Introduction

In periodontology and implantology bone and soft tissue augmentation procedures are often necessary to achieve aesthetic and functional results. Regarding bone augmentation Guided Bone and Tissue Regeneration (GBR/GTR) have been established as a comparable alternative to the gold standard, i.e. grafting of autogenous bone[15]. The concept of GBR/GTR procedures include the use of bone substitute materials and covering the grafting site with an absorbable membrane. This membrane separates cells with regenerative potential, like osteoblasts and desmodontal fibroblasts, from rapidly proliferating epithelial and connective tissue cells. Different membrane materials have been investigated and collagen has proven to be a promising substance for GBR procedures. As native collagen shows a lack of immunogenicity[6], collagen can be harvested from different donor species and be transferred to humans without immunological response. Postlethwaite et al.[7] pointed out that the advantages of collagen lie in its haemostatic function, chemotactic properties to attract periodontal ligament fibroblasts and gingival fibroblasts as well as semi permeability and support of nutrient transfer. Furthermore, collagen plays an important role in coagulum formation and is a major component of the periodontal connective tissue[810]. It also seemed to surpass other materials in design criteria for GBR/GTR such as biocompatibility, tissue integration, cell-occlusivity, volume stability and easy use in the clinical routine[11]. Moreover, native collagen type I/III showed good biocompatibility in vitro and in vivo[12] as well as fast vascularization and revitalization[13, 14].

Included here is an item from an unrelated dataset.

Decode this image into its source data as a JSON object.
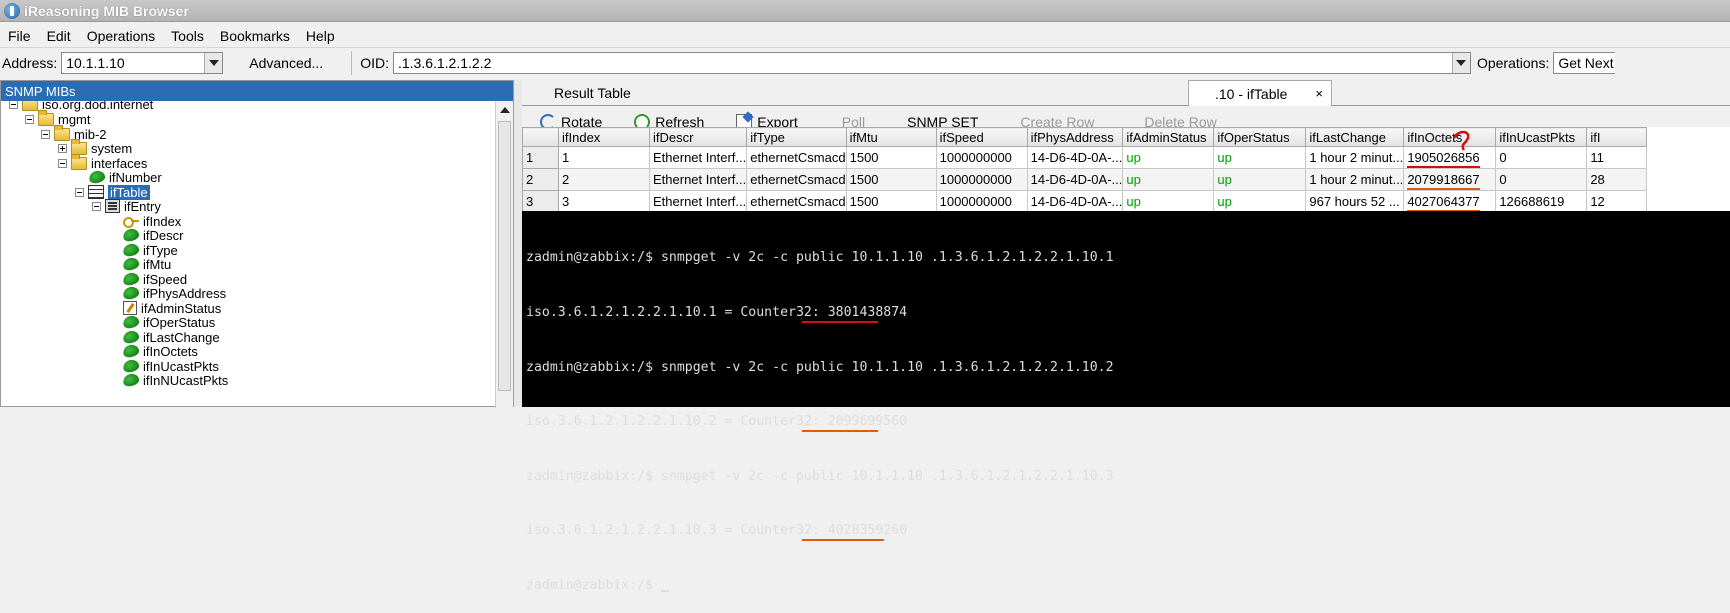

In terms of soft tissue augmentation the use of soft tissue grafts is an accepted routine in implantology and periodontal surgery not only in order to decrease or neutralize pain deriving from soft tissue loss but also because of functional and aesthetic aspects[1518]. As a result of soft tissue thickening the translucency of restorative materials or discoloured devital teeth and the occurrence of recessions are reduced[16]. Soft tissue augmentation procedures are usually performed by harvesting either autologous free gingival[19] or connective tissue grafts[20]. These procedures are often accompanied by an additional donor site pain[21] and complications like bleeding due to damage of the branches of the palatine artery, necrosis of the mucosa and hyp- or anaesthesia[18]. The quantity and quality of the transplants is individually different and naturally limited[22].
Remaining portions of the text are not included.